Step one is to become as smart as possible about what your target agencies needs are. Military service branches have different missions than ICE and TSA. Even agencies not traditionally thought of as having cyber needs, like HHS, VA and Education have requirements, but each differ from one another, and sometimes even from department to department.
Next up is matching your solutions with those requirements. Military specifications, for example, may matter little to a civilian agency customer and, worse; give the impression that you’re offering a “one size fits all” approach in a diverse market. You also can’t take for granted that your prospect knows everything they need to know (though some may think so).
If you find that your solution isn’t an easy fit, it’s better to move on than to try and cut it to size. The market of cyber providers is simply too crowded for a federal agency to go with something that doesn’t match well. Conversely, your solution will fit better with the next customer than someone else’s.
There are over $13 billion play for cyber solutions in FY’15. It pays to have done your homework. While the recommendations here may seem obvious, there are many contractors that don’t follow them. Talk to any fed and they will give you a long list of things contractors don’t do, or do incorrectly, during the BD process. Don’t be one of these.
Cloud, too, continues to be a high priority. Over $7 billion will be spent by federal agencies on cloud solutions in FY’15. The real number may be much higher, as “cloud” becomes a ubiquitous part of many IT solutions.
While it’s also true here, as it is with cyber, that cloud solutions differ, there’s actually more confusion over the “what, where, and why” of cloud than you might think. Be prepared to differentiate your cloud solution from someone else’s, especially if your solution differs from the traditional storage and app areas. Experience has shown that cloud success is closely tied to being able to lead a client step-by-step through their uncertainty.
Federal agencies are also now required to buy cloud solutions that are FedRAMP approved. If your solution isn’t, be prepared to show that it’s in the approval process and just how secure it is in any case. FedRAMP, and similar cloud standards, continue to evolve, as well. Make sure you’re up to speed on what the current and future requirements are.

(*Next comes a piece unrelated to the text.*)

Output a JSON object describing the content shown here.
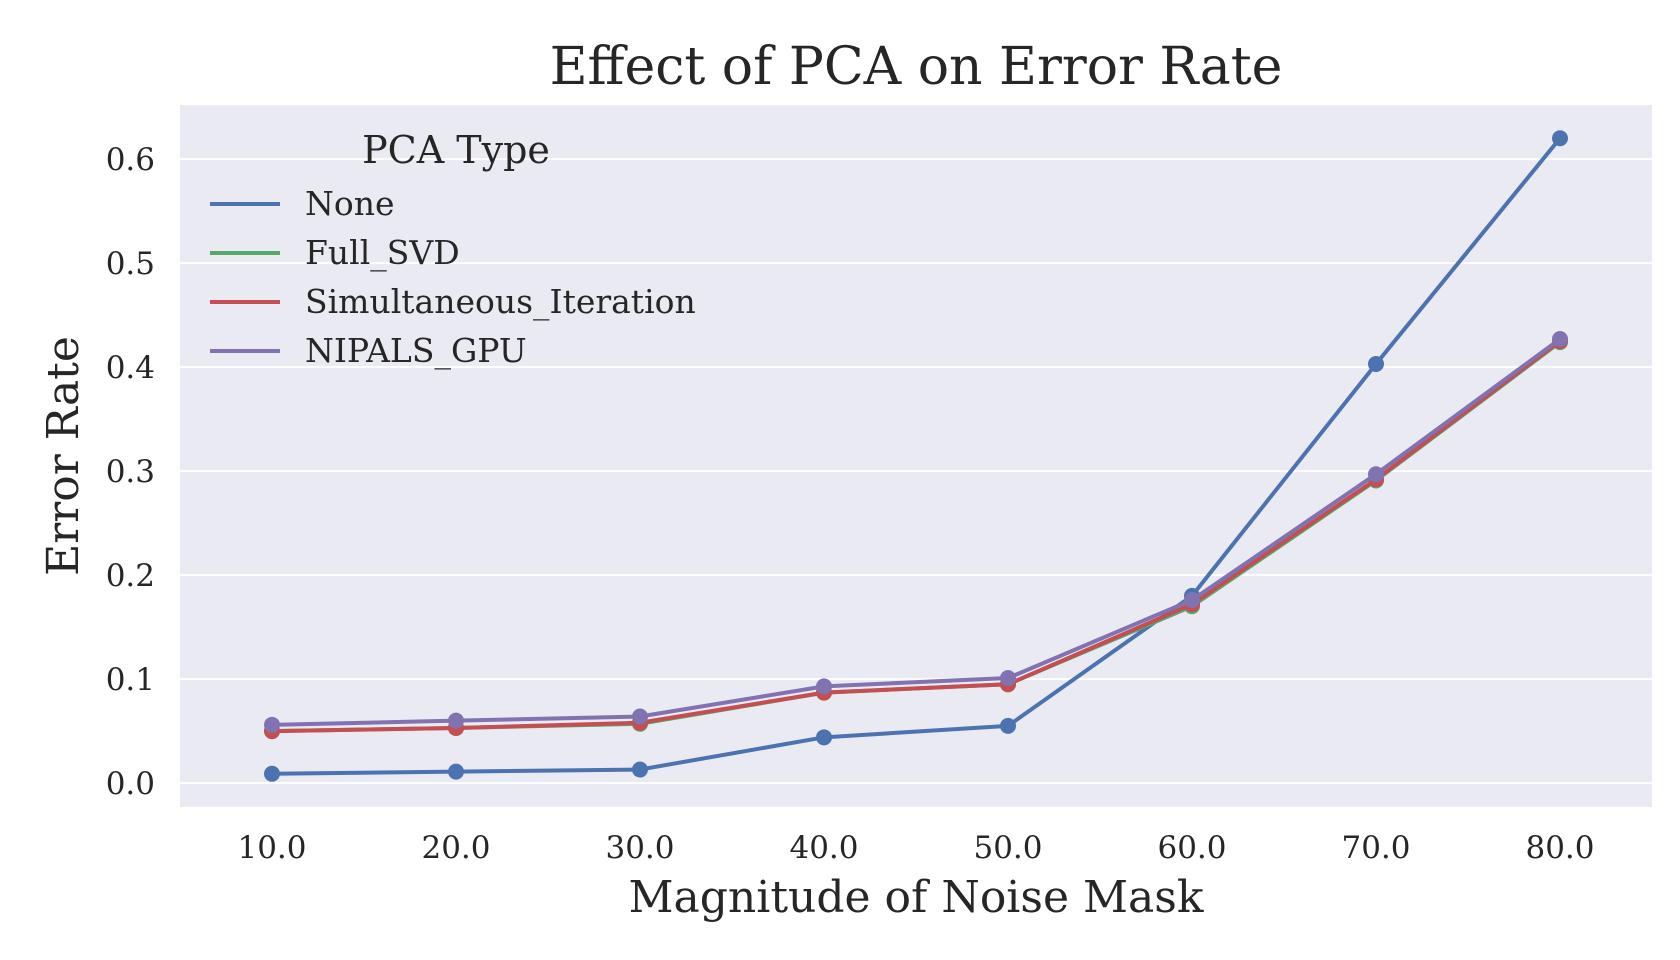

One other factor to keep in mind when offering any IT solution in the federal market is “how.” Federal agencies buy at least half of their IT solutions, including cloud and cyber, through standing contracts. Contracts such as the GSA Multiple Award Schedules, Alliant, NASA SEWP, and others, are open to all agencies. DOD buyers will also use the Army’s ITES-2, Navy Seaport-E, and Air Force NETCENTS2.
Your company should hold, or be a partner to someone who does hold, several of these contract vehicles. If you’re selling against someone who has one and you don’t, your company could be at a competitive disadvantage.
The good news is that there are substantial opportunities in the federal market for cyber and cloud solutions. Make sure you’ve set yourself apart and made it easy for your customer to do business with you in order to get your share.